Json. loads is used to decode json data. Row 3: we store the decoded data in the variable comments_total. Row 3: When we print the variable, we get the result. Besides the number of comments, we also find some other information.
So we need to output it again. Based on the print result of the previous line, we can observe and find that, in the last line, we can use ['result'] ['Count'] ['Total'] to represent the location of the number of comments.
7. Capture the news ID:
1 print(news_url.split('/')[-1].rstrip('.shtml').lstrip('doc-i'))

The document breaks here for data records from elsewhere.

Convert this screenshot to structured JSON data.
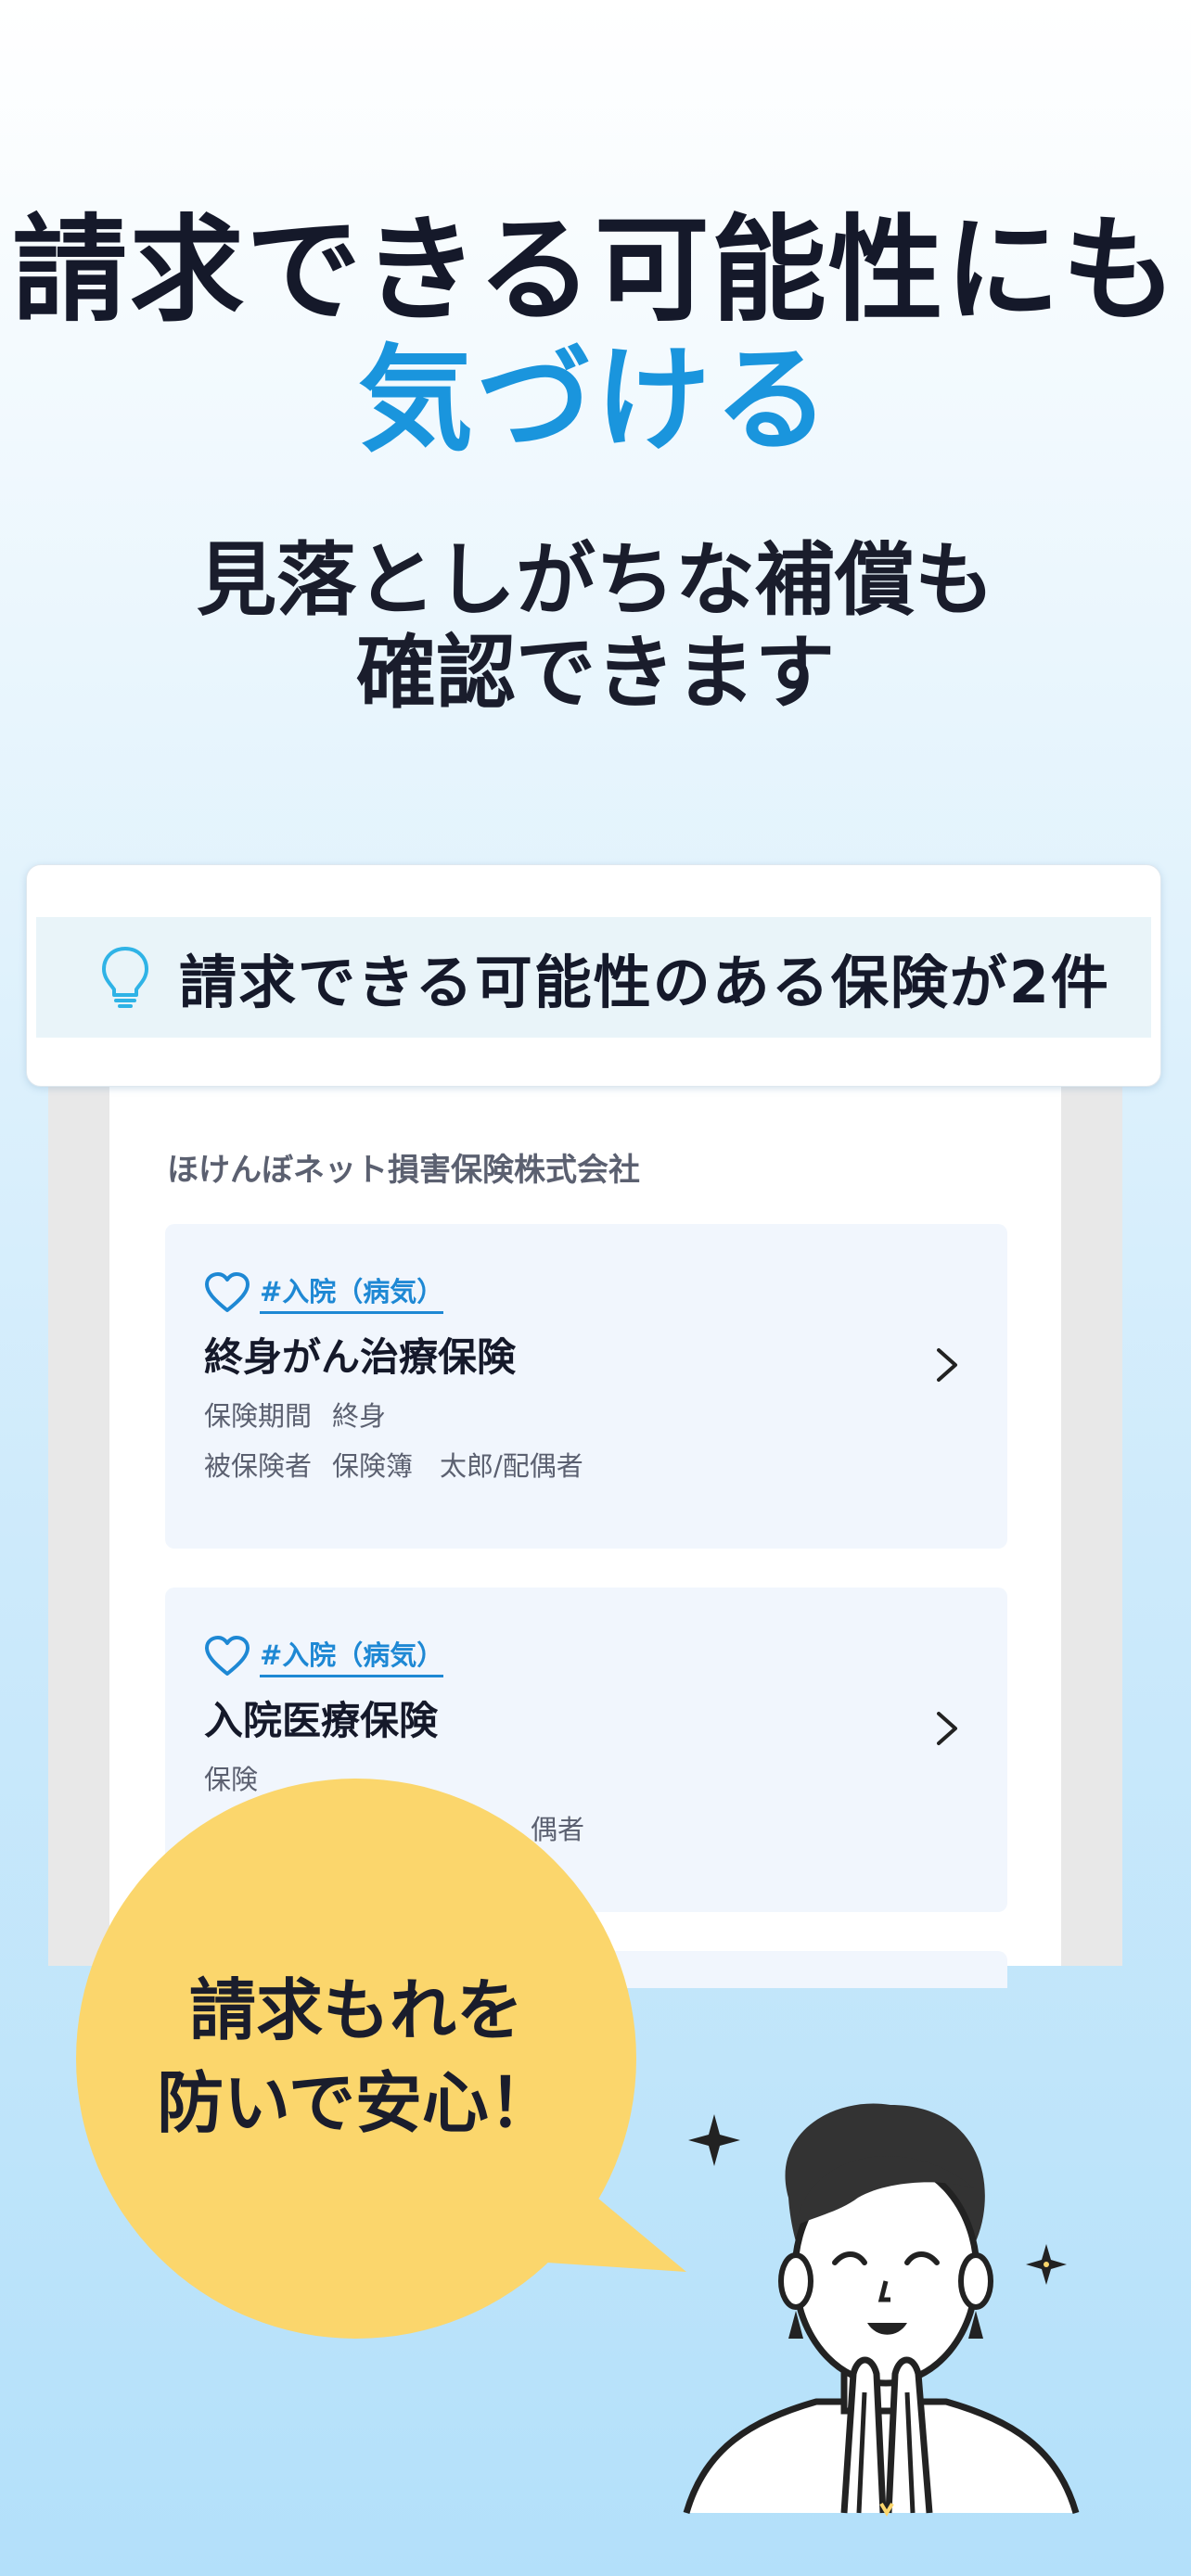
{
  "headline": {
    "line1": "請求できる可能性にも",
    "line2": "気づける",
    "sub_line1": "見落としがちな補償も",
    "sub_line2": "確認できます"
  },
  "banner": {
    "icon": "lightbulb-icon",
    "text": "請求できる可能性のある保険が2件"
  },
  "company": "ほけんぼネット損害保険株式会社",
  "policies": [
    {
      "tag": "#入院（病気）",
      "name": "終身がん治療保険",
      "period_label": "保険期間",
      "period_value": "終身",
      "insured_label": "被保険者",
      "insured_value": "保険簿　太郎/配偶者"
    },
    {
      "tag": "#入院（病気）",
      "name": "入院医療保険",
      "period_label": "保険",
      "insured_value": "偶者"
    }
  ],
  "bubble": {
    "line1": "請求もれを",
    "line2": "防いで安心！"
  },
  "colors": {
    "accent": "#1a95dd",
    "tag": "#1e88d4",
    "bubble": "#fbd66c",
    "card": "#f1f6fd"
  }
}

When we captured the number of comments at the top 6th, we found a newsid in the link, which also contains the same ID in the link of the news page. At this time, we can determine the position of the news ID.
Remove doc-I on the left using lstrip to get the ID of the news we want.
In addition to this method, we can also use regular expressions for expression. At this time, we need to use the re library. At the beginning, we have already imported the re, which is directly used here.
Group (1) is the display in (. +), that is, the ID of the news we want.
1 news_id = re.search('doc-i(.+).shtml',news_url)2 # print(news_id.group(0))3 print(news_id.group(1))
Operating Environment: Python version, 3.6; PyCharm version, 2016.2; Computer: Mac
----- End -----
Author: du wangdan, Public Account: du wangdan, Internet product manager.